There were other dark alleys I didn't get to stroll down. None of my dining companions would go for the stuffed cream cheese crust or the Seafood Island, featuring potato-wrapped shrimp, calamari, scallop, and ground beef. But from the crazy pizzas I did try, one pizza with a dozen different toppings didn't taste all that different from another.
I want to be a pizza relativist and say that that Mr. Pizza is just targeted towards another culture, a different palette. But if you go through the slideshow you're definitely going to see an annoying touch of pizza snobbery. I can't help it; I hardly even have a memory of the basics, like the barely-there tomato sauce or the bland mozzarella, because they're basically afterthoughts.

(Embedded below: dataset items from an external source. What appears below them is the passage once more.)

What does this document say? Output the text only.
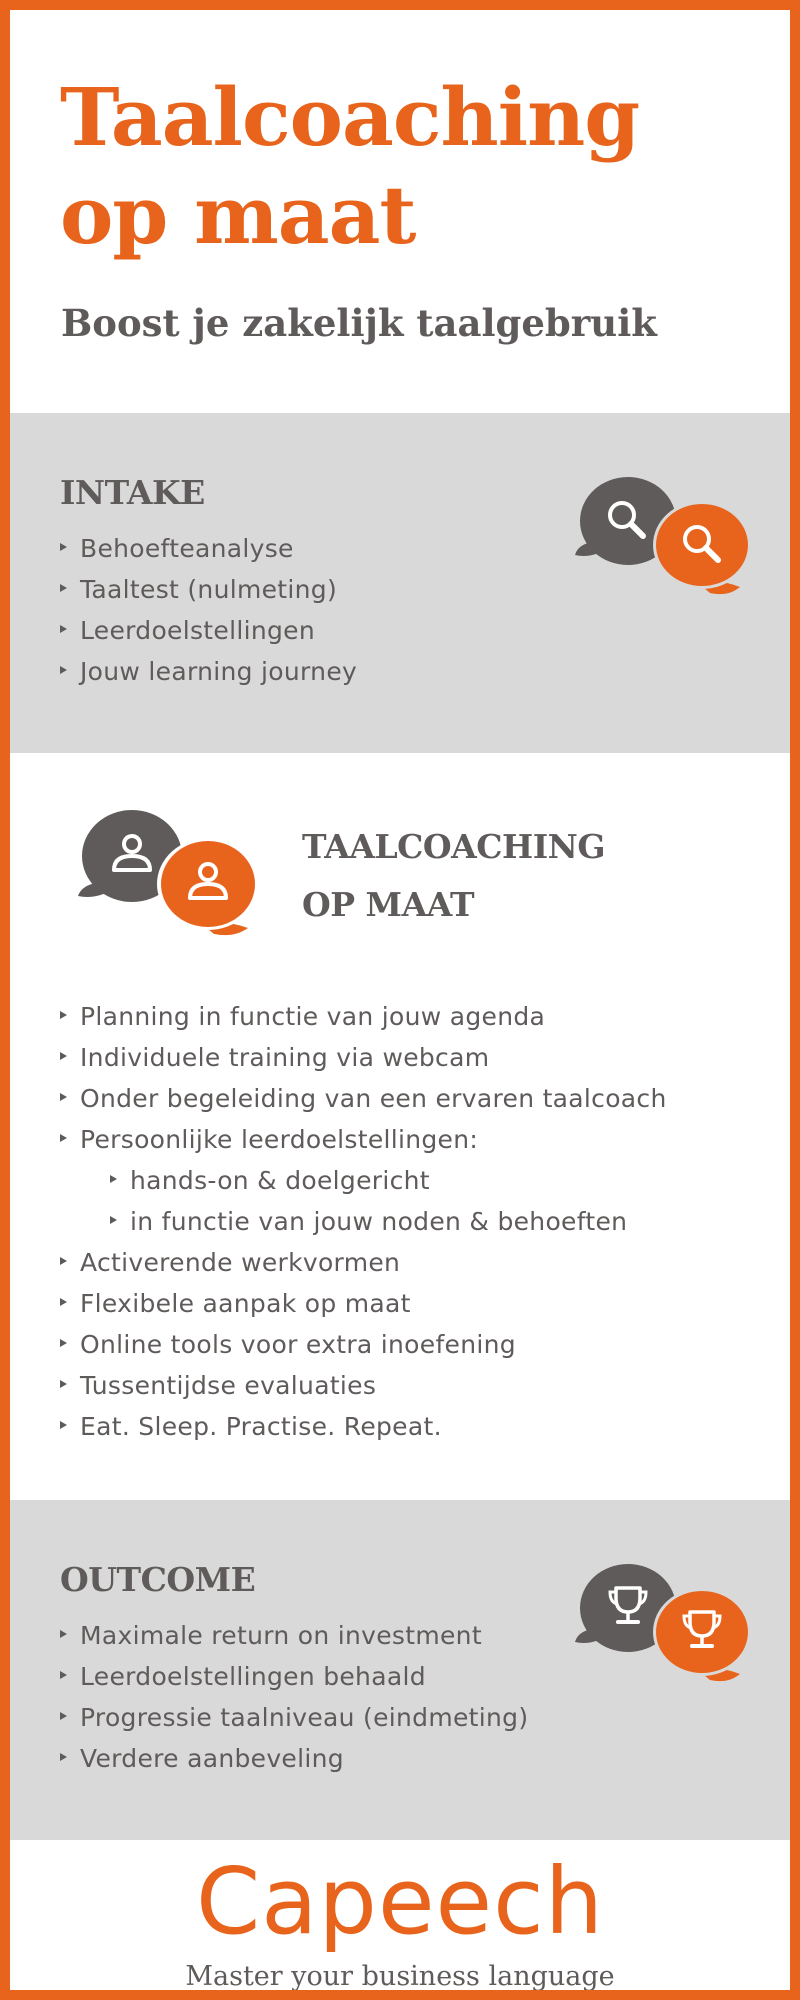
Taalcoaching
op maat
Boost je zakelijk taalgebruik
INTAKE
Behoefteanalyse
Taaltest (nulmeting)
Leerdoelstellingen
Jouw learning journey
TAALCOACHING
OP MAAT
Planning in functie van jouw agenda
Individuele training via webcam
Onder begeleiding van een ervaren taalcoach
Persoonlijke leerdoelstellingen:
hands-on & doelgericht
in functie van jouw noden & behoeften
Activerende werkvormen
Flexibele aanpak op maat
Online tools voor extra inoefening
Tussentijdse evaluaties
Eat. Sleep. Practise. Repeat.
OUTCOME
Maximale return on investment
Leerdoelstellingen behaald
Progressie taalniveau (eindmeting)
Verdere aanbeveling
Capeech
Master your business language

Of course, there must be a legitimate reason why they were able to open up another shop downtown, and why their stated goal of world domination is slowly coming to fruition in Asia. I simply can't comprehend it. However, just because I won't be running off to join the circus doesn't mean it might not be a fun place for you to visit. The service is great. Just know that you're paying for an experience, and not an actual meal.